Sylvia Chant

1959 - 2019

The career of feminist development geographer Sylvia Chant was cut short on December 18, 2019 at age 60, when she died of pancreatic cancer. As reported in her obituary in The Guardian,during her career, Chant challenged the received notion that households headed by women in developing countries were automatically more likely to live in poverty than those headed by men. Chant argued that multiple household responsibilities and obligations in relation to men were the greater challenge to women’s lives and success.

Her books include Women-headed Households(1997) and Gender, Generation and Poverty(2007). Writing of her in The Guardian, colleague Cathy McIlwaine described Chant as “keen to work with other researchers[. S]he co-authored and edited 11 of her 18 books, including four that we wrote together, of which the most recent was Cities, Slums and Gender in the Global South (2016). She edited the International Handbook of Gender and Poverty (2010), whose more than 100 chapters came from 125 established and early career authors.

As a professor at the London School of Economics, Chant was known as an inspiring and generous teacher, who influenced many PhD students to work on gender and international development around the world.

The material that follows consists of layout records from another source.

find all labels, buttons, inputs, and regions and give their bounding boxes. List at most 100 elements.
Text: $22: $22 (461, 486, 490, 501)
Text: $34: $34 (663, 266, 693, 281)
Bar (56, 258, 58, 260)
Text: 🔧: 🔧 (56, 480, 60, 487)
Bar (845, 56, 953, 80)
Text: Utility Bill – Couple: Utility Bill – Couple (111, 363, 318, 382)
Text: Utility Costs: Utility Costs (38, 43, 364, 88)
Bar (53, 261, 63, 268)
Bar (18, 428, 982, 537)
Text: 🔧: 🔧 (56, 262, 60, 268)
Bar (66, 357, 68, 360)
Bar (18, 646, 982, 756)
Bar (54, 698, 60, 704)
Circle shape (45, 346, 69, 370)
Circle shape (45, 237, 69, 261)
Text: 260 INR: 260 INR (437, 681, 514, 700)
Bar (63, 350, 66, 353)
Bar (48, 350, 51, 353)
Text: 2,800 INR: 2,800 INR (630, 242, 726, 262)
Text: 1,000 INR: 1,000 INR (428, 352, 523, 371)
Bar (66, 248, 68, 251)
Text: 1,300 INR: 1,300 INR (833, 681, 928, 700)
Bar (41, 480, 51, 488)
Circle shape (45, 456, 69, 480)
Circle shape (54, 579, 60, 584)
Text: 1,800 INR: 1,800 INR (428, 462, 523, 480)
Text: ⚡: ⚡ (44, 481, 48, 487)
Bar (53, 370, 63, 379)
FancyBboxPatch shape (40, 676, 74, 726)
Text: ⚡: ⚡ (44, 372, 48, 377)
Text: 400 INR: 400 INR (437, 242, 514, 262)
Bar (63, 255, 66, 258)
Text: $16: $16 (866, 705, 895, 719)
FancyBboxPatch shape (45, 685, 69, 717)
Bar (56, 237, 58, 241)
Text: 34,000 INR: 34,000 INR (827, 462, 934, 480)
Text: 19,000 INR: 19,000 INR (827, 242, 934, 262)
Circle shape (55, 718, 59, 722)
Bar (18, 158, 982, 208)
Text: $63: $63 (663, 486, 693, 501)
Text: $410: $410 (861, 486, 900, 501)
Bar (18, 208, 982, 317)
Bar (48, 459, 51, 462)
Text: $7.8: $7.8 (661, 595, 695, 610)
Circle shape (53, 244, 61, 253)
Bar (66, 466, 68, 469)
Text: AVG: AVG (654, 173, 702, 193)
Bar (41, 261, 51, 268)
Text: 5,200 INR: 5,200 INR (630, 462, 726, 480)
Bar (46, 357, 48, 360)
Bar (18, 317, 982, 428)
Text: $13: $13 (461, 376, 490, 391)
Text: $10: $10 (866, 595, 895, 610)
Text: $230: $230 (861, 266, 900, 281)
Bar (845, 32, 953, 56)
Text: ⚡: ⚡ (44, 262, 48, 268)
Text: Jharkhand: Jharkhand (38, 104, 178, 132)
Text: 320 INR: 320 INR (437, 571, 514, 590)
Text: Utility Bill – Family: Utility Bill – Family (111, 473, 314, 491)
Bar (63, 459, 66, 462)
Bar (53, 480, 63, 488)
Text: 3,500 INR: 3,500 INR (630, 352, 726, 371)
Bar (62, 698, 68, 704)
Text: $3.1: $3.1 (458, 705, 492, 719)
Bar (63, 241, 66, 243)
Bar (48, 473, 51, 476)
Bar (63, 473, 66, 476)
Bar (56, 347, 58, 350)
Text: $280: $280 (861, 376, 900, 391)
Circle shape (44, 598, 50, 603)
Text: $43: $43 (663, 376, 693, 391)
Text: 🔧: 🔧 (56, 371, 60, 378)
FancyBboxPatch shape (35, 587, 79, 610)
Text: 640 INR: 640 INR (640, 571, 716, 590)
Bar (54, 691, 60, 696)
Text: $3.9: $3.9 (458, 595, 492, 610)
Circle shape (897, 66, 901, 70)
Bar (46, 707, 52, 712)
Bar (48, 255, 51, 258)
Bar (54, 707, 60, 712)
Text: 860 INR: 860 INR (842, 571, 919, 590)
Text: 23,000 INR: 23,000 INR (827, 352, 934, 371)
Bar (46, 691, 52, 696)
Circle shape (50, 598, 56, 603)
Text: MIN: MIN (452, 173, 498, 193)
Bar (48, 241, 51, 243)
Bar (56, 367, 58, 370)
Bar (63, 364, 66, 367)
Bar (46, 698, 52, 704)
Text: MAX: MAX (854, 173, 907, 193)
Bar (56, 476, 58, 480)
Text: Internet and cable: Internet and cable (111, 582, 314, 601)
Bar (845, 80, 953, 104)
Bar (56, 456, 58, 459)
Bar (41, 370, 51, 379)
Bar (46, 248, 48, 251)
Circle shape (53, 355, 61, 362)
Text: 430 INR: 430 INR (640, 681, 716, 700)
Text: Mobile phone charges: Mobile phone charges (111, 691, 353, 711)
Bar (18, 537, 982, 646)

Her ideas around women-headed households and wider gender inequalities helped shape the policies of international agencies such as the Commonwealth Secretariat, UN-Habitat, the International Labour Organization, UN Women, and the World Bank. Her work with the Gambia Committee on Traditional Practices Affecting the Health of Women and Children contributed to the country’s final outlawing of female genital mutilation in 2015.

Born in Dundee, Chant grew up in London and earned a geography degree from King’s College, Cambridge in 1981. She attained her PhD at University College London in 1984, studying the role of women in the construction of housing in Querétaro, Mexico. McIlwaine noted, “This was among the first studies that recognised women as key actors in self-build housing in poor urban communities in countries of the global south.”

She is survived by her husband Chris Mogridge, her mother, June, and two sisters, Adrienne and Yvonne.